With the neck part 8 of the rotary nozzle body 3 , a drive 41 is connected, which can also be used for the rotary drive of the rotary nozzle body 3 . A brake device, not shown here, is connected to the drive and can be used to stop the rotary nozzle body in any position.

In FIG. 2 shows an embodiment for a Drehdüsenkör per 3 is shown: the exhaust nozzle 10 is directed radially, the longitudinal bore 9 extends coaxially to the axis of rotation 5 of the Drehdü senkörpers 3. On a side wall of the exhaust nozzle 10, a deflecting surface 42 connects, with the will of the Schubdü se 10 outflowing propellant jet of the radial Rich tung deflected. This causes the rotating nozzle body to rotate. This rotary drive can serve to support the above-mentioned drive 41 after the thrust nozzle has been braked for a quick start.
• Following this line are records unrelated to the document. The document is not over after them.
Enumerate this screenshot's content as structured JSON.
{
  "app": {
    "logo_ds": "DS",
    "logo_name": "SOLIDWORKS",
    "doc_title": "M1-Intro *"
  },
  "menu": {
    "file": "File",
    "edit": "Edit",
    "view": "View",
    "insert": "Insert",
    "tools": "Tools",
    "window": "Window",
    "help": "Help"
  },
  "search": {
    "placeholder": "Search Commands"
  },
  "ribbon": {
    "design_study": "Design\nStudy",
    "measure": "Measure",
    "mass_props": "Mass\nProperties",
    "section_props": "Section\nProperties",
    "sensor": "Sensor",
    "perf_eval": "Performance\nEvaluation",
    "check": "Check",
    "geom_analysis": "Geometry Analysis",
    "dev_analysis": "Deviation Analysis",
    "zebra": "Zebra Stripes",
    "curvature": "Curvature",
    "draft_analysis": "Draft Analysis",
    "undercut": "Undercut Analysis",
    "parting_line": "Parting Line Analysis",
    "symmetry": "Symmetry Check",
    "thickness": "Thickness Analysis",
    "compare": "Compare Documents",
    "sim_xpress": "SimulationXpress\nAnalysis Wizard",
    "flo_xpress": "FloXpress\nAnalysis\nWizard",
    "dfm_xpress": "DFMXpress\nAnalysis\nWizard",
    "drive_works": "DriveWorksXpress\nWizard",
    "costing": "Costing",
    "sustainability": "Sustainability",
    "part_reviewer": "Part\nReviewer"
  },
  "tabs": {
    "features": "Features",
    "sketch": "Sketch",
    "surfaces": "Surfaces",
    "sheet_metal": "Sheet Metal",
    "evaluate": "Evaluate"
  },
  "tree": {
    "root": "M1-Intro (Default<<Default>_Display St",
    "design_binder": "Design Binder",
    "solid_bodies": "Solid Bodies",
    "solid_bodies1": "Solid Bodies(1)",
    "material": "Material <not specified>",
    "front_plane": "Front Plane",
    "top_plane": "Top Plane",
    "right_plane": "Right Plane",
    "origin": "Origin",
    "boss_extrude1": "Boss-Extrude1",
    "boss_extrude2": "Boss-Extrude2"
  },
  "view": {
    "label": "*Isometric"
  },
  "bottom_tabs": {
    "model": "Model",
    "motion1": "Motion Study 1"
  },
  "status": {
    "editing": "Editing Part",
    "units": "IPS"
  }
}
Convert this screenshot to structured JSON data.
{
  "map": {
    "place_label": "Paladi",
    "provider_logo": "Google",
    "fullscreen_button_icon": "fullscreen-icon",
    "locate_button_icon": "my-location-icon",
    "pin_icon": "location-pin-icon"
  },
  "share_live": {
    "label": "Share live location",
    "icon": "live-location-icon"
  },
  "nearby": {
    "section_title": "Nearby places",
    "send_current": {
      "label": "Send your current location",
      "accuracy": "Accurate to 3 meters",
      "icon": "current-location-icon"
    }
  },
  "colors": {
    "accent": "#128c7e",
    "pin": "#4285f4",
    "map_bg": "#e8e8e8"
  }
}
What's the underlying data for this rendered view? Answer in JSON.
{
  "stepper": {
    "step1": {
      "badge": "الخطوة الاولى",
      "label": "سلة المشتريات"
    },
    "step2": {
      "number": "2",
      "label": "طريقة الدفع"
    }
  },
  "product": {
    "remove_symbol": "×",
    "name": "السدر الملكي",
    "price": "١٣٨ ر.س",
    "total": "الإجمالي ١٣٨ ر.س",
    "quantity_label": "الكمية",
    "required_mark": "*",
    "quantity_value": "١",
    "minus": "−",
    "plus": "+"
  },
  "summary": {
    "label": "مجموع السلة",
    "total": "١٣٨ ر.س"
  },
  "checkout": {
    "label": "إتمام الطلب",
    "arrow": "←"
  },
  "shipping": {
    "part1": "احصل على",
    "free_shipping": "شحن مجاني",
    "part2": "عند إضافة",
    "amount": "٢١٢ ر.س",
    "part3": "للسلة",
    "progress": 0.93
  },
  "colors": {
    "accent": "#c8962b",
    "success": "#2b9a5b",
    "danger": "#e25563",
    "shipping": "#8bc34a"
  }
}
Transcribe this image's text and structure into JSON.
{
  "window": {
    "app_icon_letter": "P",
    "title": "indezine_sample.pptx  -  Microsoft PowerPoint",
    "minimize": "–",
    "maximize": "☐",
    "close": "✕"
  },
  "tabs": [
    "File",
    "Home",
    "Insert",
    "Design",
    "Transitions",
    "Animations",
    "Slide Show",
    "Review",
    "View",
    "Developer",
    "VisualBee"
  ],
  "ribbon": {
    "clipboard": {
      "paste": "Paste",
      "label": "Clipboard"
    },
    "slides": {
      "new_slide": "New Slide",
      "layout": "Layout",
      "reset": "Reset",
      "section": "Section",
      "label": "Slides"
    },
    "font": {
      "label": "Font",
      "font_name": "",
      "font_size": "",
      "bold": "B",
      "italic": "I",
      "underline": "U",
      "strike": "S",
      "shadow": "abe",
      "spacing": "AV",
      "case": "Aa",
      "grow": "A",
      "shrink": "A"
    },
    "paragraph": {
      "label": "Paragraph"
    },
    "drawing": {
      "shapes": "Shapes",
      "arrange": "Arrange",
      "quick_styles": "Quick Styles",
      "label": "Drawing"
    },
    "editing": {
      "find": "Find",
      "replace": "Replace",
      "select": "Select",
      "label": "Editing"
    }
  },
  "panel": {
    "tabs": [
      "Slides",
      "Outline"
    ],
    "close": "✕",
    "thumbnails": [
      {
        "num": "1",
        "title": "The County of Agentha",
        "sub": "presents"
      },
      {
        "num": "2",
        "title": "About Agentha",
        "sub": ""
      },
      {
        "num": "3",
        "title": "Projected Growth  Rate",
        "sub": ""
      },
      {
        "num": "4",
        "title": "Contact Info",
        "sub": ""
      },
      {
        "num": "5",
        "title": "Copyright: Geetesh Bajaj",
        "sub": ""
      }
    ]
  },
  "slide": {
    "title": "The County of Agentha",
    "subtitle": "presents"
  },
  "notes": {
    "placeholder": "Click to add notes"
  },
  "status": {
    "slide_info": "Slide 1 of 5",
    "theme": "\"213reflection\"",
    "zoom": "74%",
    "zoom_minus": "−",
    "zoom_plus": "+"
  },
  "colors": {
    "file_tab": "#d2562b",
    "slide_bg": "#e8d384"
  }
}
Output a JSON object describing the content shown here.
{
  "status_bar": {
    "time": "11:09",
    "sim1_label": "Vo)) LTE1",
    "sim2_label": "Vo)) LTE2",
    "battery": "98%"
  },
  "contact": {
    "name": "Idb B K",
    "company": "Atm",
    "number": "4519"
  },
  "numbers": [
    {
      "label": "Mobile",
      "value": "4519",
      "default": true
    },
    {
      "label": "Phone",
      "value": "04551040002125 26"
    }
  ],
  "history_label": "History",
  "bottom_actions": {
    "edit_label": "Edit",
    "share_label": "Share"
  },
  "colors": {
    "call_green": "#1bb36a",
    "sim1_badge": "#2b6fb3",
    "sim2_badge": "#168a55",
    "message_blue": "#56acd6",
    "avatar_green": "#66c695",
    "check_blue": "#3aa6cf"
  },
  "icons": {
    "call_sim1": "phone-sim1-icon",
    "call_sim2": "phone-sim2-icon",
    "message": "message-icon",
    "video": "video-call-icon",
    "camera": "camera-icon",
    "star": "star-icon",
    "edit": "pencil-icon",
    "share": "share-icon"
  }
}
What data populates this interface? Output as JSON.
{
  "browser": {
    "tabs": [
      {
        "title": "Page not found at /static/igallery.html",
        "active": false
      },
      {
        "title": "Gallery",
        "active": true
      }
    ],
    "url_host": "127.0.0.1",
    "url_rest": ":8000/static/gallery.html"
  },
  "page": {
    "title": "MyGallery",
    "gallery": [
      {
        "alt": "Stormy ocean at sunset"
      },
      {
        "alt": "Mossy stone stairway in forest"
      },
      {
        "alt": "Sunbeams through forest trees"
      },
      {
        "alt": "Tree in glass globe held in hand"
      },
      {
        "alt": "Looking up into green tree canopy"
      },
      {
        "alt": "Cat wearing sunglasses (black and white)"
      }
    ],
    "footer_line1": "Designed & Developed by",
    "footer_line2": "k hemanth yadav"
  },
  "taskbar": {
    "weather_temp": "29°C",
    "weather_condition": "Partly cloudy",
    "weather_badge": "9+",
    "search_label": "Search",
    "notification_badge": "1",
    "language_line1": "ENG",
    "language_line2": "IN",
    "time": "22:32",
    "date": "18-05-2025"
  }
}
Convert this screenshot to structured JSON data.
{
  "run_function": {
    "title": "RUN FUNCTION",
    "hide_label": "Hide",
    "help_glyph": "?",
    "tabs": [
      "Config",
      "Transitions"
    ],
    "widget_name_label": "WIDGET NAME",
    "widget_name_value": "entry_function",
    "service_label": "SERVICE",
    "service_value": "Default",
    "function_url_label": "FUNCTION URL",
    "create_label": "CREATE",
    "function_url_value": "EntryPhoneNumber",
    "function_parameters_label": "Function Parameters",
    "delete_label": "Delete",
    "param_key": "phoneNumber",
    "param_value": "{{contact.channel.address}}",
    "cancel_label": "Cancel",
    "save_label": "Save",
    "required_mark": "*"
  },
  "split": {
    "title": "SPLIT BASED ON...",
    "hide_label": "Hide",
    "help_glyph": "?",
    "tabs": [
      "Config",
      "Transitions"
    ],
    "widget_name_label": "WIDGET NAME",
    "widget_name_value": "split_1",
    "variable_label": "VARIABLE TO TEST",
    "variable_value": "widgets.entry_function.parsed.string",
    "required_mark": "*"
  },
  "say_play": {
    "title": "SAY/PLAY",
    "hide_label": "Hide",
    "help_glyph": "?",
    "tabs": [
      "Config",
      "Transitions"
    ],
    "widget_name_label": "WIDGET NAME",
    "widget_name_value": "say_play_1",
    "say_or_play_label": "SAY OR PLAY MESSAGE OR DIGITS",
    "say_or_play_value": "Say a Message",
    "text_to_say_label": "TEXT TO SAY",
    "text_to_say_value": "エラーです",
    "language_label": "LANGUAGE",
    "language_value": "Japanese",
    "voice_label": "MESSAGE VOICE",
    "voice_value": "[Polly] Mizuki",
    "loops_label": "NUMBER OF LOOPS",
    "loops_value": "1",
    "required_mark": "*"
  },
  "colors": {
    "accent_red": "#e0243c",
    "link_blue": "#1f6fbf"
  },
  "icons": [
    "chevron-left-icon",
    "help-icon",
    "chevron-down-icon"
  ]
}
The rotary nozzle body 3 'shown in FIG. 3 has a longitudinal bore 9 coaxial to the axis of rotation 5 ' , which opens into a radial outflow opening 10 from which the propellant emerges in the direction of the arrow P 1 . Around the circumference of the rotary nozzle body 3 ' , helical channels 43 are distributed through which the propellant supplied along the axis of rotation 5 from the propellant reservoir is guided. By the screw ben-shaped course of the channels, the rotary nozzle body 3 'is rotated. This rotary drive can we alone or in conjunction with the additional rotary drive 41 .

Claims (4)

1.Device with a nozzle arrangement arranged in a housing and supplied by a propellant source, with at least one thrust nozzle pointing in the blow-out direction, at least one blow-out opening provided in the housing and with a controller for directing a jet through the blow-out opening, the device having a rotating nozzle body, which is continuously drivable by the propellant flow of the propellant source and a braking device is provided for the rotary nozzle body, according to patent 33 17 583, characterized in that the rotary nozzle body ( 3 ) for driving by the propellant jet has at least one guide surface ( 42 , 43 ). 2. Device according to claim 1, characterized in that the rotary nozzle body ( 3 ) has a radially directed outflow opening ( 10 ) and on its circumference in the region of this outflow opening ( 10 ) as a guide surface has a deflection surface ( 42 ) for the propellant. 3. Apparatus according to claim 1, characterized in that the rotary nozzle body ( 3 ' ) along its circumferential surface as guide surfaces has screw-running guide channels ( 43 ) through which the propellant flows, and that for generating the thrust jet an axial bore ( 9' ) and a radially directed outflow opening ( 10 ' ) are provided. 4. Device according to one of the preceding claims, characterized in that an additional drive ( 41 ) for generating the rotation of the rotary nozzle body ( 3 ) is provided.